Is Online First-come, First-served Fair?

18 February 2010
10:28 AM

President Clinton is speaking at UC Berkeley next week. Tickets were available to students who filled out an online form starting at 7:00am this morning. Predictably, at 6:59am the website offering tickets looked like this:

Four different server errors

Judging by messages on Twitter, hundreds of other students had the same experience. At 7:39am, tickets were sold out.

Despite being awake and online at the right time, I never even saw the form. I’m not upset or tremendously disappointed, but this experience started me thinking about the process of distribution. This is the fourth or fifth time I’ve participated in an online offer in the last year, and they always leave me with the sense that they’re not fair. In this situation I think fair means that every person who is eligible to receive a ticket and wants one has an equal chance to receive one. 1

The issue is that this system relies on first-come, first-served rationing (FCFS) for a scarse resource. FCFS is pretty well understood in the physical world. We know that people can only be in one place at a time: each person gets a single spot in line. Whoever shows up first, or camps out overnight, will get to see the movie first. Incidentally, these practices are exactly why organizers want to move to an online system. Real-world FCFS means large, unwieldy crowds and groups of students who set up tents on campus.

An online version of first-come, first-served solves these problems: when people vie for a resource online (on the Internet, or calling by phone), they don’t form massive crowds outside your door or camp on your porch. Without the restrictions of the physical world, however, FCFS is different online. I can get 10 places in line just by loading a page in my browser 10 times. If I am handy with programming, I might be able to get hundreds of places in line by writing a script to connect on my behalf. If I have a slow Internet connection, or I’m positioned at a certain point on the network, I might never be able to get in line because the server is too busy. In short, online FCFS has a chance at being fair only if your servers can handle the load and you can prevent people from taking multiple places in line.

A natural next question might be how you can prepare your servers for the demand created by an event like this. People who know a lot more than I do about IT might suggest things like caching, replicated servers, faster machines, and more memory. But this misses the real problem: online FCFS is not a good approximation of fair.

A better alternative is an online lottery.
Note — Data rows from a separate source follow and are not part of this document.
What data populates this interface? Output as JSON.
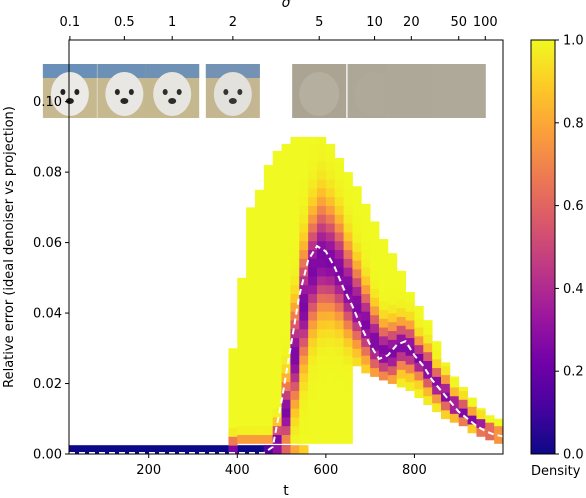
{
  "chart_data": {
    "type": "heatmap",
    "title": "",
    "xlabel": "t",
    "ylabel": "Relative error (ideal denoiser vs projection)",
    "x2label": "σ",
    "xlim": [
      20,
      1000
    ],
    "ylim": [
      0,
      0.1175
    ],
    "x_ticks": [
      200,
      400,
      600,
      800
    ],
    "x_tick_labels": [
      "200",
      "400",
      "600",
      "800"
    ],
    "y_ticks": [
      0,
      0.02,
      0.04,
      0.06,
      0.08,
      0.1
    ],
    "y_tick_labels": [
      "0.00",
      "0.02",
      "0.04",
      "0.06",
      "0.08",
      "0.10"
    ],
    "sigma_ticks": [
      {
        "label": "0.1",
        "t": 22
      },
      {
        "label": "0.5",
        "t": 145
      },
      {
        "label": "1",
        "t": 253
      },
      {
        "label": "2",
        "t": 390
      },
      {
        "label": "5",
        "t": 585
      },
      {
        "label": "10",
        "t": 710
      },
      {
        "label": "20",
        "t": 793
      },
      {
        "label": "50",
        "t": 900
      },
      {
        "label": "100",
        "t": 960
      }
    ],
    "colorbar": {
      "label": "Density",
      "range": [
        0,
        1
      ],
      "ticks": [
        0,
        0.2,
        0.4,
        0.6,
        0.8,
        1
      ],
      "tick_labels": [
        "0.0",
        "0.2",
        "0.4",
        "0.6",
        "0.8",
        "1.0"
      ],
      "colormap": [
        "#0d0887",
        "#46039f",
        "#7201a8",
        "#9c179e",
        "#bd3786",
        "#d8576b",
        "#ed7953",
        "#fb9f3a",
        "#fdca26",
        "#f0f921"
      ]
    },
    "mean_line": {
      "style": "white-dashed",
      "x": [
        20,
        460,
        480,
        500,
        520,
        540,
        560,
        580,
        600,
        620,
        640,
        660,
        680,
        700,
        720,
        740,
        760,
        780,
        800,
        820,
        840,
        860,
        880,
        900,
        920,
        940,
        960,
        980,
        1000
      ],
      "y": [
        0.0003,
        0.0003,
        0.002,
        0.015,
        0.03,
        0.045,
        0.055,
        0.059,
        0.0575,
        0.053,
        0.047,
        0.042,
        0.036,
        0.031,
        0.027,
        0.028,
        0.031,
        0.032,
        0.028,
        0.025,
        0.021,
        0.018,
        0.015,
        0.012,
        0.01,
        0.008,
        0.0065,
        0.0055,
        0.005
      ]
    },
    "density_columns": [
      {
        "x0": 20,
        "x1": 460,
        "low": 0.0,
        "high": 0.0025,
        "peak": 0.0012,
        "spread": 0.0015
      },
      {
        "x0": 460,
        "x1": 480,
        "low": 0.0,
        "high": 0.0025,
        "peak": 0.0012,
        "spread": 0.0015
      },
      {
        "x0": 480,
        "x1": 500,
        "low": 0.0,
        "high": 0.0025,
        "peak": 0.0012,
        "spread": 0.0016
      },
      {
        "x0": 500,
        "x1": 520,
        "low": 0.0,
        "high": 0.0025,
        "peak": 0.0012,
        "spread": 0.0018
      },
      {
        "x0": 380,
        "x1": 400,
        "low": 0.0,
        "high": 0.03,
        "peak": 0.001,
        "spread": 0.003
      },
      {
        "x0": 400,
        "x1": 420,
        "low": 0.003,
        "high": 0.05,
        "peak": 0.001,
        "spread": 0.003
      },
      {
        "x0": 420,
        "x1": 440,
        "low": 0.003,
        "high": 0.07,
        "peak": 0.001,
        "spread": 0.003
      },
      {
        "x0": 440,
        "x1": 460,
        "low": 0.003,
        "high": 0.075,
        "peak": 0.001,
        "spread": 0.003
      },
      {
        "x0": 460,
        "x1": 480,
        "low": 0.003,
        "high": 0.082,
        "peak": 0.001,
        "spread": 0.003
      },
      {
        "x0": 480,
        "x1": 500,
        "low": 0.003,
        "high": 0.086,
        "peak": 0.004,
        "spread": 0.004
      },
      {
        "x0": 500,
        "x1": 520,
        "low": 0.003,
        "high": 0.088,
        "peak": 0.012,
        "spread": 0.008
      },
      {
        "x0": 520,
        "x1": 540,
        "low": 0.003,
        "high": 0.09,
        "peak": 0.028,
        "spread": 0.012
      },
      {
        "x0": 540,
        "x1": 560,
        "low": 0.003,
        "high": 0.09,
        "peak": 0.042,
        "spread": 0.014
      },
      {
        "x0": 560,
        "x1": 580,
        "low": 0.003,
        "high": 0.09,
        "peak": 0.052,
        "spread": 0.014
      },
      {
        "x0": 580,
        "x1": 600,
        "low": 0.003,
        "high": 0.09,
        "peak": 0.056,
        "spread": 0.014
      },
      {
        "x0": 600,
        "x1": 620,
        "low": 0.003,
        "high": 0.088,
        "peak": 0.055,
        "spread": 0.013
      },
      {
        "x0": 620,
        "x1": 640,
        "low": 0.003,
        "high": 0.084,
        "peak": 0.052,
        "spread": 0.012
      },
      {
        "x0": 640,
        "x1": 660,
        "low": 0.003,
        "high": 0.08,
        "peak": 0.047,
        "spread": 0.011
      },
      {
        "x0": 660,
        "x1": 680,
        "low": 0.025,
        "high": 0.076,
        "peak": 0.042,
        "spread": 0.01
      },
      {
        "x0": 680,
        "x1": 700,
        "low": 0.023,
        "high": 0.071,
        "peak": 0.037,
        "spread": 0.009
      },
      {
        "x0": 700,
        "x1": 720,
        "low": 0.022,
        "high": 0.066,
        "peak": 0.032,
        "spread": 0.008
      },
      {
        "x0": 720,
        "x1": 740,
        "low": 0.021,
        "high": 0.061,
        "peak": 0.029,
        "spread": 0.007
      },
      {
        "x0": 740,
        "x1": 760,
        "low": 0.02,
        "high": 0.057,
        "peak": 0.029,
        "spread": 0.007
      },
      {
        "x0": 760,
        "x1": 780,
        "low": 0.019,
        "high": 0.052,
        "peak": 0.031,
        "spread": 0.006
      },
      {
        "x0": 780,
        "x1": 800,
        "low": 0.018,
        "high": 0.046,
        "peak": 0.03,
        "spread": 0.006
      },
      {
        "x0": 800,
        "x1": 820,
        "low": 0.016,
        "high": 0.042,
        "peak": 0.027,
        "spread": 0.005
      },
      {
        "x0": 820,
        "x1": 840,
        "low": 0.014,
        "high": 0.038,
        "peak": 0.024,
        "spread": 0.005
      },
      {
        "x0": 840,
        "x1": 860,
        "low": 0.012,
        "high": 0.032,
        "peak": 0.02,
        "spread": 0.004
      },
      {
        "x0": 860,
        "x1": 880,
        "low": 0.01,
        "high": 0.026,
        "peak": 0.017,
        "spread": 0.004
      },
      {
        "x0": 880,
        "x1": 900,
        "low": 0.009,
        "high": 0.022,
        "peak": 0.014,
        "spread": 0.003
      },
      {
        "x0": 900,
        "x1": 920,
        "low": 0.008,
        "high": 0.019,
        "peak": 0.012,
        "spread": 0.003
      },
      {
        "x0": 920,
        "x1": 940,
        "low": 0.006,
        "high": 0.016,
        "peak": 0.01,
        "spread": 0.002
      },
      {
        "x0": 940,
        "x1": 960,
        "low": 0.005,
        "high": 0.013,
        "peak": 0.008,
        "spread": 0.002
      },
      {
        "x0": 960,
        "x1": 980,
        "low": 0.004,
        "high": 0.011,
        "peak": 0.0065,
        "spread": 0.0015
      },
      {
        "x0": 980,
        "x1": 1000,
        "low": 0.003,
        "high": 0.01,
        "peak": 0.0055,
        "spread": 0.0012
      }
    ],
    "image_strip": [
      {
        "t": 22,
        "noise": 0.0
      },
      {
        "t": 145,
        "noise": 0.05
      },
      {
        "t": 253,
        "noise": 0.1
      },
      {
        "t": 390,
        "noise": 0.18
      },
      {
        "t": 585,
        "noise": 0.55
      },
      {
        "t": 710,
        "noise": 0.8
      },
      {
        "t": 793,
        "noise": 0.9
      },
      {
        "t": 900,
        "noise": 0.96
      }
    ]
  }
}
Instead of awarding tickets based on whoever arrives first, you provide a window during which anybody can obtain a lottery number. Then you randomly select people using a computer and give them tickets. This system solves the same problems that online FCFS does: there are no large crowds and no camping out. It also solves some of the problems with FCFS. Since you can get a lottery number at any time during the window, network traffic will be spread out across this time. And since awards are based on random chance,2 a lottery is more fair because every ticket holder has an equal chance.

Of course, there are some similar problems. If the window to get a lottery ticket isn’t large enough everyone who wants a ticket won’t have a chance to get one—not fair. Also, the problem of multiple people in line is now replaced with the problem of multiple lottery tickets. People will find ways to get multiple lottery tickets, increasing their odds of being selected. But I don’t think that ballot stuffing is a much greater problem than having multiple spots in line. With a lottery system you can deal with ballot stuffing on your own time instead of in real time.
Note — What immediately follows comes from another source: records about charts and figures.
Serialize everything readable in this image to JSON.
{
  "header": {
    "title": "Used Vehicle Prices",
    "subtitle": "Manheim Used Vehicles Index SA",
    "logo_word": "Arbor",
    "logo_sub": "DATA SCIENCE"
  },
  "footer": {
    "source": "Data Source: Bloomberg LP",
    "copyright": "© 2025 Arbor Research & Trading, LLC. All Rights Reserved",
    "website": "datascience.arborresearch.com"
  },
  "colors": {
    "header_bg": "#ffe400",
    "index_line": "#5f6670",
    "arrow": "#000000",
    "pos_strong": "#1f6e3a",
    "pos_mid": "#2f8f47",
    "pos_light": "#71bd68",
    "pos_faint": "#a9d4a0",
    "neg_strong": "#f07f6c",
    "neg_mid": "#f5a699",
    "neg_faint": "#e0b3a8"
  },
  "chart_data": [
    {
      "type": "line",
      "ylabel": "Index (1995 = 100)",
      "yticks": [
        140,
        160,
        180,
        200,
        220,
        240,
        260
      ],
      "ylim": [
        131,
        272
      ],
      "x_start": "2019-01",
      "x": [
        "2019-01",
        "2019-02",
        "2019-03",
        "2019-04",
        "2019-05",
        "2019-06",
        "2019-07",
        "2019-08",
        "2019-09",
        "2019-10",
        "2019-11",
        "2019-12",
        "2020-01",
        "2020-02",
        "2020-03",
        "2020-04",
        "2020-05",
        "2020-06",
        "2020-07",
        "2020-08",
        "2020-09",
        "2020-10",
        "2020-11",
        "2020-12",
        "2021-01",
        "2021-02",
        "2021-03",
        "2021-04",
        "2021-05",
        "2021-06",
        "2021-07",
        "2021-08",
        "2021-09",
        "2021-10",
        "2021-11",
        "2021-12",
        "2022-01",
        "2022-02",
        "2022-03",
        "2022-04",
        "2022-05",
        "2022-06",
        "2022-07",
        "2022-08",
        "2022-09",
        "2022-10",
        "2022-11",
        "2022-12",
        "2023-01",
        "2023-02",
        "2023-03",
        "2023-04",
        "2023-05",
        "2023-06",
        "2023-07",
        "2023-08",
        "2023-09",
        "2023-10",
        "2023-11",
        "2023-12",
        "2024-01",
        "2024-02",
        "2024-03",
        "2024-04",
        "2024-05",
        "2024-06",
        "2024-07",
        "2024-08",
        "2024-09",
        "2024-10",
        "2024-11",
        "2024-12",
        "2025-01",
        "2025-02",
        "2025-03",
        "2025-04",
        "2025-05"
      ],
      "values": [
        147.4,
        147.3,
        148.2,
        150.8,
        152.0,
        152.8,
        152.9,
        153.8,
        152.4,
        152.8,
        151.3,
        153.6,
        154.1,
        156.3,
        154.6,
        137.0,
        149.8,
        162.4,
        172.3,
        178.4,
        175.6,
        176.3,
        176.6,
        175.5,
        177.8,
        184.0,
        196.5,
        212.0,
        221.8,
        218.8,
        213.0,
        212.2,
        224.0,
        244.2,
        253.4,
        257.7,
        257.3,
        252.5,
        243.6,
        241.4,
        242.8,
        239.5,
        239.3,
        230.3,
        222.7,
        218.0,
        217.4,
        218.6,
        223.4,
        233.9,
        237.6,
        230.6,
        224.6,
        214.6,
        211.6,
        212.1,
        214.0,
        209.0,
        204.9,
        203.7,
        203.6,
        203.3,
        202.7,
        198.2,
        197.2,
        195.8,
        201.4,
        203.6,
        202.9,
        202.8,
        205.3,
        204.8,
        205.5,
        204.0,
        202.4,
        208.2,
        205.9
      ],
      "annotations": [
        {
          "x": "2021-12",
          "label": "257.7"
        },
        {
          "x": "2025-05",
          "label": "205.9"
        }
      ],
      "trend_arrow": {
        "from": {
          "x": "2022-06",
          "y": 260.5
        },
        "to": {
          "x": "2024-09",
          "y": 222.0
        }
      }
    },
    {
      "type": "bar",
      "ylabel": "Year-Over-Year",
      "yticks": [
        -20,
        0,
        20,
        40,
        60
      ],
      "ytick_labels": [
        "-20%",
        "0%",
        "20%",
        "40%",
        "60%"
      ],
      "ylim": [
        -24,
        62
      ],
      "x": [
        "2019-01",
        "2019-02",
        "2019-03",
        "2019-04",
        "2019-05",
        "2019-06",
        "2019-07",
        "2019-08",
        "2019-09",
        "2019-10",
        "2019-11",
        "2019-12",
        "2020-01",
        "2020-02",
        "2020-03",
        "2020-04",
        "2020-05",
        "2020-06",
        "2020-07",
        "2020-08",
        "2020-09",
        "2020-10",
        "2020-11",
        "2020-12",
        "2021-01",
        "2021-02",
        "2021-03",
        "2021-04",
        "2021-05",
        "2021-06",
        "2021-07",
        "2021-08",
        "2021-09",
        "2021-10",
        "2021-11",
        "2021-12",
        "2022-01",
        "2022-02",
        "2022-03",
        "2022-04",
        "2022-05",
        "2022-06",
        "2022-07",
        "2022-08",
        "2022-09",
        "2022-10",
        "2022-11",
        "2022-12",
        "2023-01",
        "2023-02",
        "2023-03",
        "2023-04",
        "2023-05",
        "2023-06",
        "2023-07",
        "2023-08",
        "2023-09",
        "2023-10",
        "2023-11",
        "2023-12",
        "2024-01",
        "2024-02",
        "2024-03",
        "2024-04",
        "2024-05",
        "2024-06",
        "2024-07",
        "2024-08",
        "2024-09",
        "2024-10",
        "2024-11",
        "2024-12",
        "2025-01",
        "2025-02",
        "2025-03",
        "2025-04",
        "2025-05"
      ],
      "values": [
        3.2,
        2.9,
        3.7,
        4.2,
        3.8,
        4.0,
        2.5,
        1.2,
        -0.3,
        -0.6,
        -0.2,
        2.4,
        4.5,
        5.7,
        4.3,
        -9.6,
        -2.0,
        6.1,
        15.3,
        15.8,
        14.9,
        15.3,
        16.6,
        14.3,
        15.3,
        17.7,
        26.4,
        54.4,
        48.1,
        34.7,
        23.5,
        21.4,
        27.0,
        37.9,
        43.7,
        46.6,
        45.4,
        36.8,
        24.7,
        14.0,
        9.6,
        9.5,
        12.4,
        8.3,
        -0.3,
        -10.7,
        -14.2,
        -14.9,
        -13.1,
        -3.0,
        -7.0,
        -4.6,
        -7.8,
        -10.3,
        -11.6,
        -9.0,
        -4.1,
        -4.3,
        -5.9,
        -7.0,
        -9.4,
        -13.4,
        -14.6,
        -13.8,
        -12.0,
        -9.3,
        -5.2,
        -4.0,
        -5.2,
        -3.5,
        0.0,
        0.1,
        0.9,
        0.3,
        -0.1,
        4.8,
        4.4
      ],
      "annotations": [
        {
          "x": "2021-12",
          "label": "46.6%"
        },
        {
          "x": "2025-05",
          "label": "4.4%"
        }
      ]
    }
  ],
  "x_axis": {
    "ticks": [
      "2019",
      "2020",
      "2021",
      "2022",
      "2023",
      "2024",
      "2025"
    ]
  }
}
In the controlled circumstances of the Clinton ticket giveaway, stuffing is nearly impossible. Each student has a unique student ID number which can be checked to ensure that each person gets only one lottery number. And since each student can only obtain a single ticket for this event for personal use (confirmed with photo ID when claiming the ticket), people cannot use their friends to get extra lottery numbers.
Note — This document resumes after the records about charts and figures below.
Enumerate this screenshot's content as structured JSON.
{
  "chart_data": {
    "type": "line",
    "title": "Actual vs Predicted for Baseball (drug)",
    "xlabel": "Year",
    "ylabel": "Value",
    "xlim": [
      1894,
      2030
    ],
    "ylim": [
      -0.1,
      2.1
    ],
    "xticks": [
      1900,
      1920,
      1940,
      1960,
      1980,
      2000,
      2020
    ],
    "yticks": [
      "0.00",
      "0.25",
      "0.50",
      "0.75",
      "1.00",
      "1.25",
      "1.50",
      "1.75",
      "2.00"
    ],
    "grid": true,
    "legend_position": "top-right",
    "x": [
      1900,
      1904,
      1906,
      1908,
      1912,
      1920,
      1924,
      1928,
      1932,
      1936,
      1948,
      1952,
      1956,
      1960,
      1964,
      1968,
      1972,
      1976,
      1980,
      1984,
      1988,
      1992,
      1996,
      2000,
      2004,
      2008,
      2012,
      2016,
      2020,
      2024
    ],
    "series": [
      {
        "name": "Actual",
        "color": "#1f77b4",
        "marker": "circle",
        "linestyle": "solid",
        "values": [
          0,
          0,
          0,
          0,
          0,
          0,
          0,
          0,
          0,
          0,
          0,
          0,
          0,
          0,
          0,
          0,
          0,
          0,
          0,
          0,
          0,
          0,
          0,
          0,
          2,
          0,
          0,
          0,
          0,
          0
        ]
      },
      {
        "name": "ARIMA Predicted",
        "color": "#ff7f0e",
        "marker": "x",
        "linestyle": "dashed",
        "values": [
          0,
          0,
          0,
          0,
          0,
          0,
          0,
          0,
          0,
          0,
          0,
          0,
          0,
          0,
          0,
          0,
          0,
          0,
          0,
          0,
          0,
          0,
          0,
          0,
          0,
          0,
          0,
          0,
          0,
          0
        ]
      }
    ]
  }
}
The only downside to a lottery is that it requires more work. With online FCFS you can just tell people to come, watch your server buckle under the load, and eventually give away all the tickets. Online FCFS is also fine if you’re not interested in fair. I don’t mean this in a pejorative sense. If you’re selling concert tickets, you get paid no matter who buys them; there’s no obvious incentive for fair distribution.3

Given the detailed instructions for distributing tickets, it seems like Berkeley does want to be fair about the process. Next time, I suggest they consider a lottery.


1 Of course there are other definitions for fair. If you understand fair in a different sense (like “following an defined process for distribution”) then this system may well be fair. I am using fair as equitable because I think that is a popular understanding of fair.

2 Computers only generate pseudorandom numbers, but these are random enough for our needs.

3 There might be external repercussions for distribution using a process that isn’t perceived as fair. The New Yorker ran an article last summer, “The Price of the Ticket” addressing this issue as it applies to Ticketmaster and fishy practices selling tickets.